Com queda na produção, menos pedidos e sob pressão: é assim que a Indústria Brasileira inicia 2026, segundo o Índice de Gerentes de Compras (PMI) divulgado nesta segunda-feira (02). De acordo com o Tranding Economics, o PMI Industrial do Brasil, medido pela S&P Global, teve queda para 47,0 em janeiro de 2026, em dezembro de 2025 essa taxa era de 47,6.
O início do ano marca o pior desempenho do setor em quatro meses. A desaceleração foi impulsionada pela demanda mais fraca, que reduziu novos pedidos, incluindo vendas externas.
Entre os segmentos, bens intermediários e de investimento registraram retrações expressivas, enquanto bens de consumo caíram de forma marginal. Bens de capital foram o único setor a apresentar crescimento nos novos pedidos de exportação.
O desafio da indústria
A menor entrada de pedidos levou a uma forte redução na produção, a segunda maior em mais de três anos e meio. A atividade de compras também recuou, e o emprego industrial caiu pelo segundo mês consecutivo.

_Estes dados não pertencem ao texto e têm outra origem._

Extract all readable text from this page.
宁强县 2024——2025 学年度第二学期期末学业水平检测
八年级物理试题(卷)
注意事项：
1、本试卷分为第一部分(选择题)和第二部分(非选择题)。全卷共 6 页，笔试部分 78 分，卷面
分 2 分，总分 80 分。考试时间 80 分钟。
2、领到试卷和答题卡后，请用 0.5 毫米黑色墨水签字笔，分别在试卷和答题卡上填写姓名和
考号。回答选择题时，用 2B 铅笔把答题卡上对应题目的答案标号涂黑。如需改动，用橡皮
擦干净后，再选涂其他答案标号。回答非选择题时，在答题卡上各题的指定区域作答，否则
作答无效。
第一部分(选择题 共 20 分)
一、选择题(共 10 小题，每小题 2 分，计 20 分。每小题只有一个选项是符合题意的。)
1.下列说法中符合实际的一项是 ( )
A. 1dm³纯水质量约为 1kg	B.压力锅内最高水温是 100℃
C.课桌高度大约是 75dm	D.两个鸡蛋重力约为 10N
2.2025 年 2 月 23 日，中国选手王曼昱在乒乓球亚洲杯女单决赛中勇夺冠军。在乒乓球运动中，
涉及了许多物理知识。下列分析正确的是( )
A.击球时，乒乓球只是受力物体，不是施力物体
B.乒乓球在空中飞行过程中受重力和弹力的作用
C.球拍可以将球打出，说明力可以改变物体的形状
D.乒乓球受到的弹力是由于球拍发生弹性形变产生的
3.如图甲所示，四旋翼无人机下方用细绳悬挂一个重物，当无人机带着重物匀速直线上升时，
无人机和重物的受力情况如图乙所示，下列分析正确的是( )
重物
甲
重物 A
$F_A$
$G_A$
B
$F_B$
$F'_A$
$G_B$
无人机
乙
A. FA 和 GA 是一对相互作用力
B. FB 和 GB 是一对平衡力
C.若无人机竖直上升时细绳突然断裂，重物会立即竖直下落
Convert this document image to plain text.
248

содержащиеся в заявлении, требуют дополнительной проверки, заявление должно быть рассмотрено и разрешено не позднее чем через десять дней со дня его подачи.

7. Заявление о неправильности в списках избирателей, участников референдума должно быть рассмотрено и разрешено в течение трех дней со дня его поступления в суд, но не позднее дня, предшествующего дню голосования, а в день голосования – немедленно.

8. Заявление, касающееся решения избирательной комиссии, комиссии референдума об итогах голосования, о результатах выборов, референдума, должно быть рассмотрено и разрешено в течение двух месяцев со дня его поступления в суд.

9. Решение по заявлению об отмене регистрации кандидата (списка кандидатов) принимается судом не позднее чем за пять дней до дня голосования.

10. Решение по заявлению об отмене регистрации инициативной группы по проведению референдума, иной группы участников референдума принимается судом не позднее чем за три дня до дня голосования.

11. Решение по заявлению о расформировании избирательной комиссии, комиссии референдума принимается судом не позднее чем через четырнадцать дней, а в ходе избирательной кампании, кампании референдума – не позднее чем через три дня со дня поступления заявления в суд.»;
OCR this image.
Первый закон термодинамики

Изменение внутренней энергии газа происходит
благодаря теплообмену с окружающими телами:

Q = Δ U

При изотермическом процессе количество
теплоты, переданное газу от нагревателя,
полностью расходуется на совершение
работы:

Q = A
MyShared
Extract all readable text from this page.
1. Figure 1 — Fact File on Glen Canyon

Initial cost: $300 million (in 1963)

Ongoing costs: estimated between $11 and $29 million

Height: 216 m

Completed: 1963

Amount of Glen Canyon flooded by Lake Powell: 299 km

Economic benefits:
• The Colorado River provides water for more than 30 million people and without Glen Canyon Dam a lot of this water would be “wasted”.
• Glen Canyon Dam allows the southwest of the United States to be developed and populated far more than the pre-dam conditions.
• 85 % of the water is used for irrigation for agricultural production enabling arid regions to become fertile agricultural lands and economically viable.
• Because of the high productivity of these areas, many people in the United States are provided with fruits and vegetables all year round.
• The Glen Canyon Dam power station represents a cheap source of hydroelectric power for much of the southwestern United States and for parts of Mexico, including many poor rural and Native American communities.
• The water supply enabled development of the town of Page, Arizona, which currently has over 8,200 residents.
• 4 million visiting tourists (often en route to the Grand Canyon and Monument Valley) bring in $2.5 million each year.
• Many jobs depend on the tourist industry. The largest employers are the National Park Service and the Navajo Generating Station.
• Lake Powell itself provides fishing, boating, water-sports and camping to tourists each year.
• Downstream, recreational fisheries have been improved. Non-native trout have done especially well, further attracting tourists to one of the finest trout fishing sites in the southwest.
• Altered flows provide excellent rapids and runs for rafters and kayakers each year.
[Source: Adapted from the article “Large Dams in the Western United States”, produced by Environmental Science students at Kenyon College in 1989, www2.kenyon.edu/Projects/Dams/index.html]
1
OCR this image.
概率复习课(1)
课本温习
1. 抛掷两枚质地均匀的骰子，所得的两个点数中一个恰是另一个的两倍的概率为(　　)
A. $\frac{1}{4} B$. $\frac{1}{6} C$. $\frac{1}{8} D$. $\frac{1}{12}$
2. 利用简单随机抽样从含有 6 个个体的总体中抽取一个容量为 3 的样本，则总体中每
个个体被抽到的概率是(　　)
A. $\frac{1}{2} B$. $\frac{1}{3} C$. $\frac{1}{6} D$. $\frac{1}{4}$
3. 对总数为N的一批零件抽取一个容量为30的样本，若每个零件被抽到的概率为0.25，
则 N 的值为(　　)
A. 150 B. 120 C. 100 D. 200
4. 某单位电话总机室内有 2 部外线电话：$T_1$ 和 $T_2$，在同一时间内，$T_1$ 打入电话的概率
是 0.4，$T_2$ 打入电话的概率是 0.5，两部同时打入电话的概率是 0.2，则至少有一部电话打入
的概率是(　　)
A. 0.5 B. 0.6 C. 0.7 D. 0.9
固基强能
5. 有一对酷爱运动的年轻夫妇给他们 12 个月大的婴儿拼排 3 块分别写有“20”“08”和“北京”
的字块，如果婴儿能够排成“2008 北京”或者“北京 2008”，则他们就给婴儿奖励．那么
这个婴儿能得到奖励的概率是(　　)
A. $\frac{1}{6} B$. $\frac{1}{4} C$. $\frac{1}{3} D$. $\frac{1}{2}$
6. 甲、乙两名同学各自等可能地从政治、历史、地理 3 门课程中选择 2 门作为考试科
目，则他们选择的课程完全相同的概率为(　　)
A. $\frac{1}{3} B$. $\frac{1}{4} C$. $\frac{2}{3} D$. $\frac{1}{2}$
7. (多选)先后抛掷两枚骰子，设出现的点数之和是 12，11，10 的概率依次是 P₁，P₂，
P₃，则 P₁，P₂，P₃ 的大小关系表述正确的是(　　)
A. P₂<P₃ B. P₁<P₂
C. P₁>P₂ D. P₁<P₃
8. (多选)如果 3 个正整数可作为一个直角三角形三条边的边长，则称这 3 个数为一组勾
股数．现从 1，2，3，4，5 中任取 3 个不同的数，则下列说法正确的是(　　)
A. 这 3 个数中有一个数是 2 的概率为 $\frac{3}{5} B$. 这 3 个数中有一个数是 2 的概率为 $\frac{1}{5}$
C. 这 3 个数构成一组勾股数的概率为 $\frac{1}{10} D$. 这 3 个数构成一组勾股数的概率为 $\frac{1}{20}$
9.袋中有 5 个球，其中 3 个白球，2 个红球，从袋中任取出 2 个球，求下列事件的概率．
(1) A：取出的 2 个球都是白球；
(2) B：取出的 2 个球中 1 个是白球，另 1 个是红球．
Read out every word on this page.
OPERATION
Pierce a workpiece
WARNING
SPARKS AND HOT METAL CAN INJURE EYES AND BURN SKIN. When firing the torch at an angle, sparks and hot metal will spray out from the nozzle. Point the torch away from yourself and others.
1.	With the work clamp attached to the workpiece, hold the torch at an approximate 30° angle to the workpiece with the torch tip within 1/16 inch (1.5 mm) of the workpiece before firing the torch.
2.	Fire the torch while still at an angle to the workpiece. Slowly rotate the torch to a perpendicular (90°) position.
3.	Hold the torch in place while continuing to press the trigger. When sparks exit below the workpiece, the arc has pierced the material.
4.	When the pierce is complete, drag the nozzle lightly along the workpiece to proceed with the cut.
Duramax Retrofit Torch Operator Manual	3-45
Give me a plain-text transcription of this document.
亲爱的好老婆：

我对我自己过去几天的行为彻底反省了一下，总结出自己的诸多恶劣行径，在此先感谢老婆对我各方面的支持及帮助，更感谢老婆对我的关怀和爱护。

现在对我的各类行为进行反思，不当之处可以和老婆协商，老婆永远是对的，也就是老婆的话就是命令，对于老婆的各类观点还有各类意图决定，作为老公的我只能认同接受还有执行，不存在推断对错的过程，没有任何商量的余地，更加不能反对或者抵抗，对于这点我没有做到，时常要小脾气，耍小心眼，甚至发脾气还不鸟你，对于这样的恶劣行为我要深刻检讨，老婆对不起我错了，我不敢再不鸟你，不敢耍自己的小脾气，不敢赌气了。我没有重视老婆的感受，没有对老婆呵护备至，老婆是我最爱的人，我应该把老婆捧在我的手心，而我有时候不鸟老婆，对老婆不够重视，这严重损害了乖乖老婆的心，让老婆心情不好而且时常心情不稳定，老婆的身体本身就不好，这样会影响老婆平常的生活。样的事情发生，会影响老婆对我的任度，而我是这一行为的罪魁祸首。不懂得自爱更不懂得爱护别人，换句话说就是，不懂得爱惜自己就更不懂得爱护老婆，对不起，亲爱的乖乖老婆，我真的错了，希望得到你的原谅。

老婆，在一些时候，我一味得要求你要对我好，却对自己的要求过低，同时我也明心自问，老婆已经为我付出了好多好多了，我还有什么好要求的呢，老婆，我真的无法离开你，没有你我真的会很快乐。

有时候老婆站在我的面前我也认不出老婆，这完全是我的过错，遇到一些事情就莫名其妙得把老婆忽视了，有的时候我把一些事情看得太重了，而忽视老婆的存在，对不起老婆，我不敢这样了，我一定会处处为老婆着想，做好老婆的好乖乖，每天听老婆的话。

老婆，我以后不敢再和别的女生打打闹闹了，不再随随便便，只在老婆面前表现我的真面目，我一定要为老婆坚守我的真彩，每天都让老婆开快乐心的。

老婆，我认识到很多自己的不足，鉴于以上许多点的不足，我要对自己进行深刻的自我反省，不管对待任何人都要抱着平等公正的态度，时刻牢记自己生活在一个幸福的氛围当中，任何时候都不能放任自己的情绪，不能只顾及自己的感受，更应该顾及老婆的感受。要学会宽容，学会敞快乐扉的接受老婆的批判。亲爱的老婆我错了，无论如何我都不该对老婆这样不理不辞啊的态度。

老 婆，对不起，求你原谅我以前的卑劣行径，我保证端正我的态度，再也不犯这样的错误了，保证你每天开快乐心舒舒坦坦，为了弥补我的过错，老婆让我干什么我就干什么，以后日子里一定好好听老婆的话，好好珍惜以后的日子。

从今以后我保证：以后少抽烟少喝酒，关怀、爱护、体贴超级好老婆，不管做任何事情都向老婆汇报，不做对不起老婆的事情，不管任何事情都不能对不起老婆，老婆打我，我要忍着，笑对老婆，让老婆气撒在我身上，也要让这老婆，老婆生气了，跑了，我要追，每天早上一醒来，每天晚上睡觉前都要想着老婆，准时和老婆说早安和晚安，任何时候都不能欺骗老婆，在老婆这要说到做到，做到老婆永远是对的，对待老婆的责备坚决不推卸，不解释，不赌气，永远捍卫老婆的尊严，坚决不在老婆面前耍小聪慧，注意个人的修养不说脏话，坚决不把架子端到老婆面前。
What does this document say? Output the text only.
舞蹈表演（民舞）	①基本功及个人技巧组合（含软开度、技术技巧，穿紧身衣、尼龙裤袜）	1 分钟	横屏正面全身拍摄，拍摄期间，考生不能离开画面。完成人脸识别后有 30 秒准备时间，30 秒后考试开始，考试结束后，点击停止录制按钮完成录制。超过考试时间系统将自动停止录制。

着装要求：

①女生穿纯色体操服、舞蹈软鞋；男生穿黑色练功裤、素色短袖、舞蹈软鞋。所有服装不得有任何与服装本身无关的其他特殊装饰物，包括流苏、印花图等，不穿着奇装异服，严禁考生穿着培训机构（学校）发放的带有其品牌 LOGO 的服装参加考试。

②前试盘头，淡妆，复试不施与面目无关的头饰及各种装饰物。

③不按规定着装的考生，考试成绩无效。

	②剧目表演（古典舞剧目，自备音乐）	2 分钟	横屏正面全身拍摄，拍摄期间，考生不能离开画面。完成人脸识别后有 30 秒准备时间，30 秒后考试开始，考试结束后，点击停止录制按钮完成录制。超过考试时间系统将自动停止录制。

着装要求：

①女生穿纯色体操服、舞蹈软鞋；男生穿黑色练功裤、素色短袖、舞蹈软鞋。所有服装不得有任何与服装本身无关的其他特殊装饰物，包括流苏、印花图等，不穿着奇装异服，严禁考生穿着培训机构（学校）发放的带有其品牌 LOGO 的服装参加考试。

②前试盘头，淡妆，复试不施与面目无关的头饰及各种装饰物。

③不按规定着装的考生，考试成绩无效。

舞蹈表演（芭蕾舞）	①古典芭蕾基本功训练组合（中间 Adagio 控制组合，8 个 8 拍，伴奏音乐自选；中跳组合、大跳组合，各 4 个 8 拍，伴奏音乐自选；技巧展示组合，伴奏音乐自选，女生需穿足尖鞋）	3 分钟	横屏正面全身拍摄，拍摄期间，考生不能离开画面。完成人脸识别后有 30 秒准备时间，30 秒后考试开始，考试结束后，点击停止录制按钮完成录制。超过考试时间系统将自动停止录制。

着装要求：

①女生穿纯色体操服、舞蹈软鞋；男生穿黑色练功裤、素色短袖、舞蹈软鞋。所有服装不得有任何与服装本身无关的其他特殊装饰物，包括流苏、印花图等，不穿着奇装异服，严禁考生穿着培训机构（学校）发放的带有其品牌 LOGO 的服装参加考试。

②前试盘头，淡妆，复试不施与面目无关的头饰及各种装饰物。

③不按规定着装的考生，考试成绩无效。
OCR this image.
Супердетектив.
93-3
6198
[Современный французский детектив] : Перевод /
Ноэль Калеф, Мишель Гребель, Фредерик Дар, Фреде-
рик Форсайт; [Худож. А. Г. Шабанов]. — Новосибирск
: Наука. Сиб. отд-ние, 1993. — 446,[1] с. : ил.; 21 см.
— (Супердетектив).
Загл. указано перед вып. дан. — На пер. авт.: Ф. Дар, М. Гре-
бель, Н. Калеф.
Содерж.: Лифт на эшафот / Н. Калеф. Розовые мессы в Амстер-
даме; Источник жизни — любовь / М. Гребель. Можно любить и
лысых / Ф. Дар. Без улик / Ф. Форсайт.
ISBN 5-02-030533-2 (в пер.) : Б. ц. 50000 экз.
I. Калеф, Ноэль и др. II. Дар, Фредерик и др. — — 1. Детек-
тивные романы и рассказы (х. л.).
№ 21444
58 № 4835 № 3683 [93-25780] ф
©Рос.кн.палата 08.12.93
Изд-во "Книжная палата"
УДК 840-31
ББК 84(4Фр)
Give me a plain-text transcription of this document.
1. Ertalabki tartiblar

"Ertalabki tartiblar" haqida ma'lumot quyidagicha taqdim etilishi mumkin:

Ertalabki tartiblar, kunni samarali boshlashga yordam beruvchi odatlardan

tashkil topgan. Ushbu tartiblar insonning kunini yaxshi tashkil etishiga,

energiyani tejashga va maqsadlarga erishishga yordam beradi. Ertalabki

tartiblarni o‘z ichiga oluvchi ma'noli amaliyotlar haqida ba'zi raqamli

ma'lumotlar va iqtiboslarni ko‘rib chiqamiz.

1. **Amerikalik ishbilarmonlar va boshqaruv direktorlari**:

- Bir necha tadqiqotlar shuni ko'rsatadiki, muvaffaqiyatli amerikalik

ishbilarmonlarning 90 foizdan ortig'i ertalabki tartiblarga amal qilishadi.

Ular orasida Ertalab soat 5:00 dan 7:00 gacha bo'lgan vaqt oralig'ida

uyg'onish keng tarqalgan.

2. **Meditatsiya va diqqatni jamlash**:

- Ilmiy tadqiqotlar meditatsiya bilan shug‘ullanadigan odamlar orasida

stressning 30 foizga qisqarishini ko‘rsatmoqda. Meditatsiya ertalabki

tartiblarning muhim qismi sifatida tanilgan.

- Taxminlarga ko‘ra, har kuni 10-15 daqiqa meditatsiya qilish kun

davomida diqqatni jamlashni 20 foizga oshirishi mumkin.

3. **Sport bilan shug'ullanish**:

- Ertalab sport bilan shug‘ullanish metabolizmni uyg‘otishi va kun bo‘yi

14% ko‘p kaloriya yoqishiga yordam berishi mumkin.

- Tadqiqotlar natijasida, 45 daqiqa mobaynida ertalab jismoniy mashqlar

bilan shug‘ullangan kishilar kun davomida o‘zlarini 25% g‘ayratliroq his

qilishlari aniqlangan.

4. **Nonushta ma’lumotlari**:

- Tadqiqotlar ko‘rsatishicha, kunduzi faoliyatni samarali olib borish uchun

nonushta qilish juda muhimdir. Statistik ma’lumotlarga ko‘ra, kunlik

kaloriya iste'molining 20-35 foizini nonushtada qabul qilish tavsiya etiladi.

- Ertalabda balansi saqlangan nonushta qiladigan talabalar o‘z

Os custos de insumos subiram pela primeira vez em três meses, refletindo preços mais altos de alimentos, commodities, componentes eletrônicos, metais e plásticos. Consequentemente, os preços de produção aumentaram ligeiramente, enquanto os estoques de insumos e produtos acabados continuaram em queda.
Apesar do cenário adverso, a confiança empresarial alcançou o nível mais alto desde junho de 2025, sustentada por expectativas de cortes nas taxas de juros, demanda mais forte e novos investimentos planejados.
Elevação dos custos
Ao mesmo tempo, os custos voltaram a subir, pressionados por alimentos, commodities e insumos industriais, o que levou a um leve aumento dos preços.
Apesar do cenário difícil, a confiança das empresas melhorou, apoiada na expectativa de juros mais baixos e retomada da demanda.
Calculando o PMI
O PMI é calculado a partir de cinco indicadores:
- Novos Pedidos (30%)
- Produção (25%)
- Emprego (20%)
- Prazos de Entrega dos Fornecedores (15%)
- Estoque de Itens Comprados (10%)
Leituras acima de 50 indicam expansão e abaixo, contração. A pesquisa é feita com cerca de 400 empresas industriais brasileiras.